Между тем шведы, желая помешать русским стать и укрепиться против самого Нотебурга, поспешили возвести шанцы на левом берегу Невы.
Едва карбасы с посаженными на них двумя пятисотенными командами достигли того места на Неве, против которого находились шведские нововозведенные шанцы и откуда уже можно было обстреливать небольшую русскую флотилию, как немедленно последовал орудийный залп.
— Кстись, ребята! — раздался зычный голос пятисотенного начальника.
Все перекрестились.
— Мочи глыбче весла! Мути воду! — пронёсся по Неве голос другого пятисотенника.
— Пали во все, и на берег! Бери их голыми руками!
Последовал ответный русский залп.
— На берег! На шанцы!
И почти моментально карбасы очутились у берега, и русские стремительно лезли на шанцы, опережая друг друга. Такая смелость ошеломила шведов, и они почти не защищались.
Когда всё было покончено молодцами-преображенцами, запевала Гурин крикнул:
— Братцы!

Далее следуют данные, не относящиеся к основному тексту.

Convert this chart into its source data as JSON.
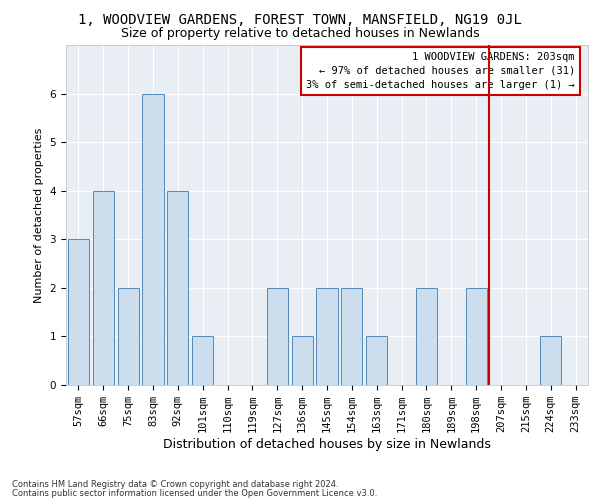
{
  "title": "1, WOODVIEW GARDENS, FOREST TOWN, MANSFIELD, NG19 0JL",
  "subtitle": "Size of property relative to detached houses in Newlands",
  "xlabel": "Distribution of detached houses by size in Newlands",
  "ylabel": "Number of detached properties",
  "categories": [
    "57sqm",
    "66sqm",
    "75sqm",
    "83sqm",
    "92sqm",
    "101sqm",
    "110sqm",
    "119sqm",
    "127sqm",
    "136sqm",
    "145sqm",
    "154sqm",
    "163sqm",
    "171sqm",
    "180sqm",
    "189sqm",
    "198sqm",
    "207sqm",
    "215sqm",
    "224sqm",
    "233sqm"
  ],
  "values": [
    3,
    4,
    2,
    6,
    4,
    1,
    0,
    0,
    2,
    1,
    2,
    2,
    1,
    0,
    2,
    0,
    2,
    0,
    0,
    1,
    0
  ],
  "bar_color": "#ccdded",
  "bar_edge_color": "#5588bb",
  "ylim": [
    0,
    7
  ],
  "yticks": [
    0,
    1,
    2,
    3,
    4,
    5,
    6
  ],
  "red_line_x": 16.5,
  "red_line_color": "#cc0000",
  "annotation_text": "1 WOODVIEW GARDENS: 203sqm\n← 97% of detached houses are smaller (31)\n3% of semi-detached houses are larger (1) →",
  "annotation_box_color": "#cc0000",
  "footer_line1": "Contains HM Land Registry data © Crown copyright and database right 2024.",
  "footer_line2": "Contains public sector information licensed under the Open Government Licence v3.0.",
  "plot_bg_color": "#e8eef4",
  "title_fontsize": 10,
  "subtitle_fontsize": 9,
  "ylabel_fontsize": 8,
  "xlabel_fontsize": 9,
  "tick_fontsize": 7.5,
  "annot_fontsize": 7.5,
  "footer_fontsize": 6
}
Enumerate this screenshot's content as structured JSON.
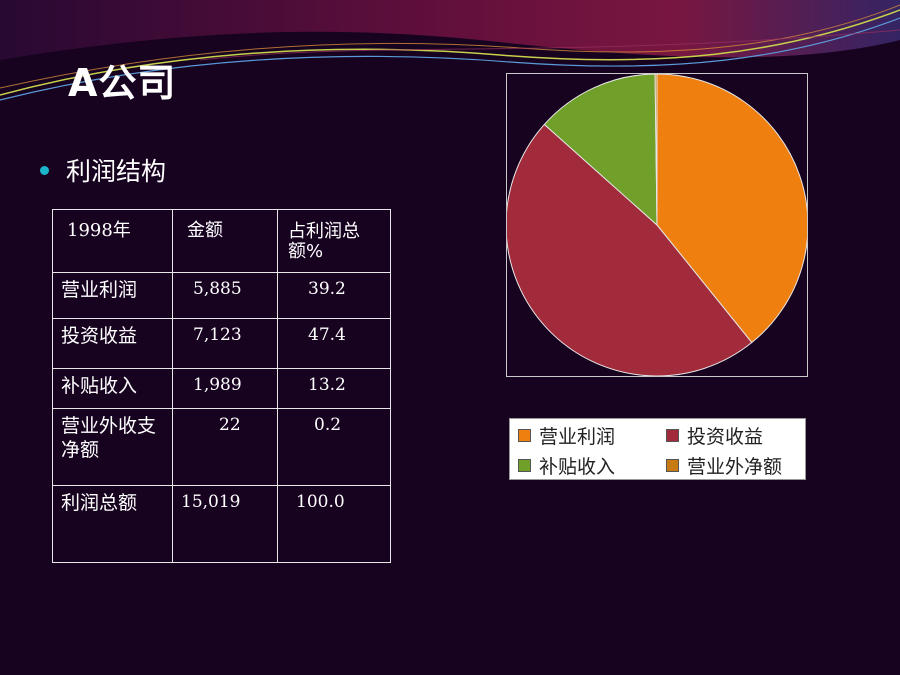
{
  "title": "A公司",
  "bullet": "利润结构",
  "table": {
    "headers": [
      "1998年",
      "金额",
      "占利润总额%"
    ],
    "rows": [
      [
        "营业利润",
        "5,885",
        "39.2"
      ],
      [
        "投资收益",
        "7,123",
        "47.4"
      ],
      [
        "补贴收入",
        "1,989",
        "13.2"
      ],
      [
        "营业外收支净额",
        "22",
        "0.2"
      ],
      [
        "利润总额",
        "15,019",
        "100.0"
      ]
    ]
  },
  "colors": {
    "background": "#170320",
    "bullet": "#1bb6c9",
    "slice_1": "#ef8010",
    "slice_2": "#a12a3b",
    "slice_3": "#70a02a",
    "slice_4": "#c77a12"
  },
  "chart_data": {
    "type": "pie",
    "categories": [
      "营业利润",
      "投资收益",
      "补贴收入",
      "营业外净额"
    ],
    "values": [
      39.2,
      47.4,
      13.2,
      0.2
    ],
    "colors": [
      "#ef8010",
      "#a12a3b",
      "#70a02a",
      "#c77a12"
    ],
    "start": "12 o'clock",
    "direction": "clockwise",
    "legend": "below"
  }
}
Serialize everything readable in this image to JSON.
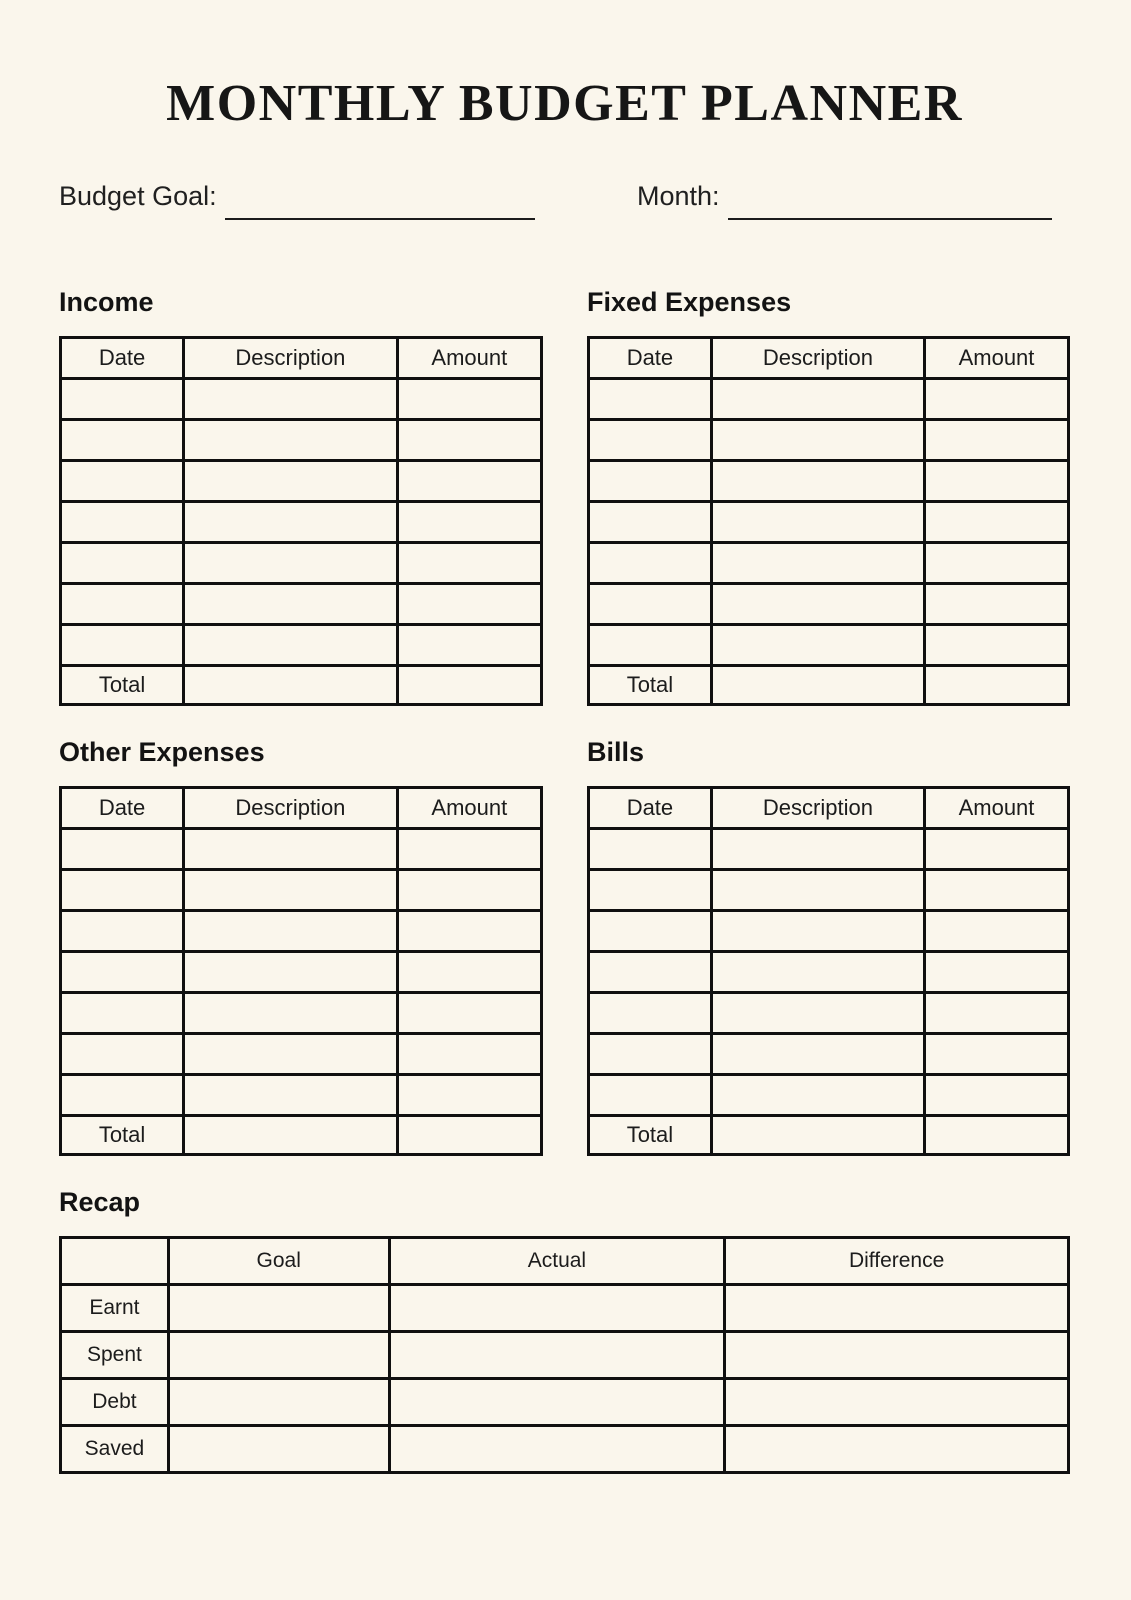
{
  "title": "MONTHLY BUDGET PLANNER",
  "fields": {
    "budget_goal_label": "Budget Goal:",
    "budget_goal_value": "",
    "month_label": "Month:",
    "month_value": ""
  },
  "sections": [
    {
      "id": "income",
      "heading": "Income",
      "columns": [
        "Date",
        "Description",
        "Amount"
      ],
      "empty_rows": 7,
      "total_label": "Total"
    },
    {
      "id": "fixed-expenses",
      "heading": "Fixed Expenses",
      "columns": [
        "Date",
        "Description",
        "Amount"
      ],
      "empty_rows": 7,
      "total_label": "Total"
    },
    {
      "id": "other-expenses",
      "heading": "Other Expenses",
      "columns": [
        "Date",
        "Description",
        "Amount"
      ],
      "empty_rows": 7,
      "total_label": "Total"
    },
    {
      "id": "bills",
      "heading": "Bills",
      "columns": [
        "Date",
        "Description",
        "Amount"
      ],
      "empty_rows": 7,
      "total_label": "Total"
    }
  ],
  "recap": {
    "heading": "Recap",
    "columns": [
      "",
      "Goal",
      "Actual",
      "Difference"
    ],
    "rows": [
      {
        "label": "Earnt",
        "goal": "",
        "actual": "",
        "difference": ""
      },
      {
        "label": "Spent",
        "goal": "",
        "actual": "",
        "difference": ""
      },
      {
        "label": "Debt",
        "goal": "",
        "actual": "",
        "difference": ""
      },
      {
        "label": "Saved",
        "goal": "",
        "actual": "",
        "difference": ""
      }
    ]
  },
  "colors": {
    "background": "#faf6ec",
    "border": "#101010",
    "text": "#1a1a1a"
  }
}
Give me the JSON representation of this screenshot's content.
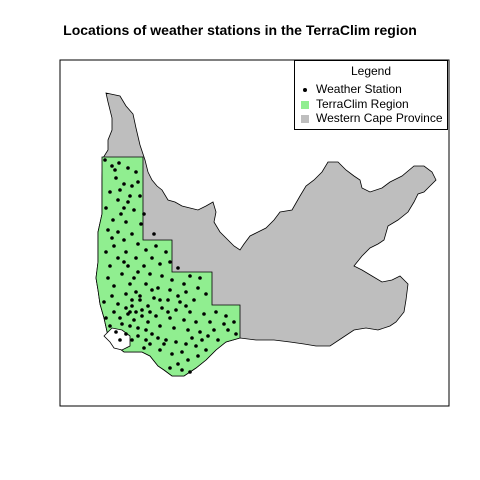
{
  "title": "Locations of weather stations in the TerraClim region",
  "legend": {
    "title": "Legend",
    "items": [
      {
        "label": "Weather Station",
        "symbol": "point",
        "color": "#000000"
      },
      {
        "label": "TerraClim Region",
        "symbol": "square",
        "color": "#90ee90"
      },
      {
        "label": "Western Cape Province",
        "symbol": "square",
        "color": "#bebebe"
      }
    ]
  },
  "colors": {
    "province_fill": "#bebebe",
    "terraclim_fill": "#90ee90",
    "station": "#000000",
    "border": "#000000"
  },
  "chart_data": {
    "type": "scatter",
    "title": "Locations of weather stations in the TerraClim region",
    "series": [
      {
        "name": "Weather Station",
        "marker": "point",
        "color": "#000000"
      }
    ]
  }
}
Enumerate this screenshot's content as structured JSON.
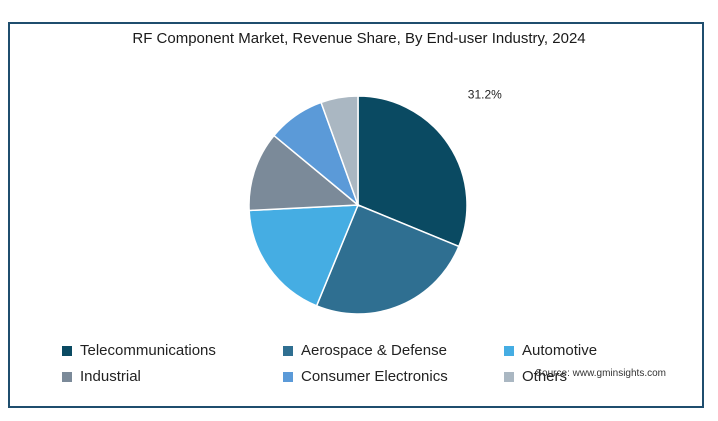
{
  "chart_data": {
    "type": "pie",
    "title": "RF Component Market, Revenue Share, By End-user Industry, 2024",
    "slices": [
      {
        "label": "Telecommunications",
        "value": 31.2,
        "color": "#0a4a62",
        "data_label": "31.2%"
      },
      {
        "label": "Aerospace & Defense",
        "value": 25.0,
        "color": "#2f6f91",
        "data_label": ""
      },
      {
        "label": "Automotive",
        "value": 18.0,
        "color": "#45ade3",
        "data_label": ""
      },
      {
        "label": "Industrial",
        "value": 11.8,
        "color": "#7b8a99",
        "data_label": ""
      },
      {
        "label": "Consumer Electronics",
        "value": 8.5,
        "color": "#5b9ad8",
        "data_label": ""
      },
      {
        "label": "Others",
        "value": 5.5,
        "color": "#aab7c2",
        "data_label": ""
      }
    ],
    "legend_position": "bottom"
  },
  "source": "Source: www.gminsights.com"
}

Выноси!
И он запел:
Ах, на что было огород городить!
Ах, на что было капустку садить!
И преображенцы «вынесли» своего запевалу, они залихватски отмахали забористую плясовую песню, которую их потомки, почти столетие спустя, весело пели, когда, под начальством Суворова, брали Варшаву…
Государь вместе с своею свитой, а равно Шереметев и Апраксин наблюдали это молодецкое дело, и Пётр сказал:
— Понеже шведы видели уже моих молодцов в деле с сею первою их фортецею, то, чаю, не захотят того же испытать на себе и на том берегу, потому станут избегать напрасного пролития крови, пошли ты, Борис Петрович, тот час же к Шлиппенбаху письмо с предложением, на каких аккордах
комендант Нотебурга намерен будет сдать тебе доверенную ему крепость.
— Государь! — сказал Шереметев. — Твоё письмо крепче моего на него воздействует.
— Но ты фельдмаршал, а я только бомбардирский капитан, — возразил государь, — тебе и надлежит вязать и разрешать.
Письмо было послано. В нём говорилось, что осаждённой крепости надеяться не на что и подкрепления ожидать неоткуда, все пути к ней отрезаны.
Посланный скоро воротился с ответным письмом Шлиппенбаха. Глаза царя блеснули зловещим огнём, когда он дочитал ответ коменданта.
— Что пишет он? — спросил Шереметев.
— Просит четыре дня отсрочки, — гневно отвечал Пётр.
— Какой прок ему в отсрочке?
— Не смеет-де без разрешения начальства сдать крепость.
— А где его начальство, государь, в Польше или в Швеции?
— В Нарве… Горн.
При воспоминании о Нарве Пётр пришёл в величайший гнев:
— Так не давай же им передохнуть! — сказал он Шереметеву. — Открой огонь изо всех орудий.